"The Winning Business Case: how to create a compelling conceptual, analytical and pitch model that your audience will love" is a free eBook from OCEG - more than 20,000 words of advice about generating and pitching a business case for investment in some sort of risk-based project or initiative.
The Open Compliance and Ethics Group identifies as:
"a global nonprofit think tank that helps organizations reliably achieve objectives, address uncertainty and act with integrity ... We inform, empower, and help advance our 85,000+ members on governance, risk management, and compliance (GRC). Independent of specific professions, we provide content, best practices, education, and certifications to drive leadership and business strategy through the application of the OCEG GRC Capability Model™ and Principled Performance®. An OCEG differentiator, Principled Performance enables the reliable achievement of objectives while addressing uncertainty and acting with integrity. Our members include c-suite, executive, management, and other professionals from small and midsize businesses, international corporations, nonprofits, and government agencies. Founded in 2002, OCEG has locations around the globe."
The eBook lays out and explains 15 activities or steps in the process. The sequence and of course the details within each step may vary according to circumstances but it's a comprehensive, well-written document, worth studying if you need to justify investment in risk or security management projects or related areas such as compliance, assurance, cybersecurity, business continuity and ISO27k.
With some adjustments, the process could also be valuable for operational budgets too: securing next year's budget for a business department or function is similar to getting approval for a project, especially if management takes a longer-term, strategic view rather than being solely annual in focus.
Thinking more broadly still, it could be useful for other kinds of proposal, such as when bidding for consultancy work. Maybe if prospective clients had a better appreciation of the effort it takes to prepare bids and proposals for them, they might be more inclined to engage with suppliers like us to discuss and clarify both their requirements and the offer on the table, rather than clamming-up so rudely!
It's quite a lot to read and comes across as a little theoretical in places, as if the authors are recounting techniques picked up from an MBA course or business textbook, but that's just my impression and may simply reflect the authors' style. This caught my beady eye for example:
"Uncertainty is not the same as risk. Risks can be calculated; uncertainty can’t. For example the risk that your next coin-flip will be heads is 50-50. On the other hand, what are the odds that regulators will overhaul their treatment of your industry in the next 20 years? Instinct might suggest an overhaul will probably happen, but you can’t model the chances of specific outcomes over that long a period. It’s uncertain."

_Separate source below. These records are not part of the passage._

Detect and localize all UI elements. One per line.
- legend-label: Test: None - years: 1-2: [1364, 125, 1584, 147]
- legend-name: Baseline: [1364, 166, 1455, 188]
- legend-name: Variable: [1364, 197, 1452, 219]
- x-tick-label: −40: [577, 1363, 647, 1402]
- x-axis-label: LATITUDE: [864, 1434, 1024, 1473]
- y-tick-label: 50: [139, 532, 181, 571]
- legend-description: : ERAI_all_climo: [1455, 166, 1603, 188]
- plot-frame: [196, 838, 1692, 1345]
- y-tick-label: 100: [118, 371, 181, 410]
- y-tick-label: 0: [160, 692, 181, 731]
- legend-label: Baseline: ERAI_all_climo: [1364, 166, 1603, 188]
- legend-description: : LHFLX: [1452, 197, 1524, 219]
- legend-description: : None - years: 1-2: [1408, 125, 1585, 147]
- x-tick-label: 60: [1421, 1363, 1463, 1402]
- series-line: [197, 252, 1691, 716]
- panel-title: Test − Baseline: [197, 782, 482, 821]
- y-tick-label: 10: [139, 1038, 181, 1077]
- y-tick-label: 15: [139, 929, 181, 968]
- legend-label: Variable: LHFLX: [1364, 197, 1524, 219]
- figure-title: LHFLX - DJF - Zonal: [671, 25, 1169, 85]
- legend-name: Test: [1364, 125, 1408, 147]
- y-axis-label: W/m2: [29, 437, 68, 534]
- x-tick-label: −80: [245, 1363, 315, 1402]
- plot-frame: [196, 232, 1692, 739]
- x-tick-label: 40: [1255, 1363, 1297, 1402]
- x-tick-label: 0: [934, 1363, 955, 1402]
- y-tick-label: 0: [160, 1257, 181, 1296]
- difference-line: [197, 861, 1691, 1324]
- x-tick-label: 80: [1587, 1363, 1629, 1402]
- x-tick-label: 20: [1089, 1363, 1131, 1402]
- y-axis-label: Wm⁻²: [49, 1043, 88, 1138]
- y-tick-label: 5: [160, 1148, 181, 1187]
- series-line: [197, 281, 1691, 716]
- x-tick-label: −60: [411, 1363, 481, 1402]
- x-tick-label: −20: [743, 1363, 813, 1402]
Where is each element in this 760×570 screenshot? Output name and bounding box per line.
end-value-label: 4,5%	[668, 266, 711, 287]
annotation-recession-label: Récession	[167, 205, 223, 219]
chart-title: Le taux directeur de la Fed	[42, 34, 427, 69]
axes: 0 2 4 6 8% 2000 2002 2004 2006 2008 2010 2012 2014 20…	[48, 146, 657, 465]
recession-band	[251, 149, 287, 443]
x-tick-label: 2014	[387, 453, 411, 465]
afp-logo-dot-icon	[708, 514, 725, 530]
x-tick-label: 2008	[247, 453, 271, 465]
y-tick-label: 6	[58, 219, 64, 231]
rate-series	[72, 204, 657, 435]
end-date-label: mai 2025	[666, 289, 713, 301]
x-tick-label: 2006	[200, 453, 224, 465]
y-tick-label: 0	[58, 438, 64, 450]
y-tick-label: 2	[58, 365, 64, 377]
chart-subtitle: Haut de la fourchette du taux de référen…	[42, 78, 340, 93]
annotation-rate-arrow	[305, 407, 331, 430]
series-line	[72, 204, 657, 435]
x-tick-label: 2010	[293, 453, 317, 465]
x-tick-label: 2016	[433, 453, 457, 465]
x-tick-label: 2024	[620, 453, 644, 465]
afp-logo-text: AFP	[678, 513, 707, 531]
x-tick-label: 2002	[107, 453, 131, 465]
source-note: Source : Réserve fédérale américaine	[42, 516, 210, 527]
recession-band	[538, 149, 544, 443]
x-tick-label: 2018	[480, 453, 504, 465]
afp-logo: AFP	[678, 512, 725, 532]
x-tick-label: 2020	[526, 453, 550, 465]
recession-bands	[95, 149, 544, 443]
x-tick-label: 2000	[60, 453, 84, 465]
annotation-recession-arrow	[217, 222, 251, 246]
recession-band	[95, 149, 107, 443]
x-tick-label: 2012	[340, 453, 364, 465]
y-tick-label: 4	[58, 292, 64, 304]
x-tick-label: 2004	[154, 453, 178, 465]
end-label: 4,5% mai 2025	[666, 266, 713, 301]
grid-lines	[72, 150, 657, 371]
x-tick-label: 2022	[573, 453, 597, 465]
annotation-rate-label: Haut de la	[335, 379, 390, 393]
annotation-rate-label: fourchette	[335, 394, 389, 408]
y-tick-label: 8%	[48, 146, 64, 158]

I disagree with the assertion that "risks can be calculated [whereas] uncertainty can't", but if that's how they choose to distinguish and use the terms here, fair enough. At least they have offered definitions.
I particularly appreciate the advice to do the legwork, contacting, explaining and discussing the proposal with individuals who will in due course make the final decision in a forthcoming board or executive committee meeting. That's a trick I've learnt the hard way over the years but I seldom see it suggested in print. Writing a sound business case, proposal, business plan, budget request etc. is only half the battle. Influencers and decision makers need to be persuaded and convinced to support - or at least not block - the proposal, which takes time and effort, mostly one-on-one. Appreciating that 'socialising' our proposals is a worthwhile if not necessary part of the process is a good start for those of us who over-rely on formal proposals and rational arguments based on facts and models, ignoring the emotional and personal aspects at our peril.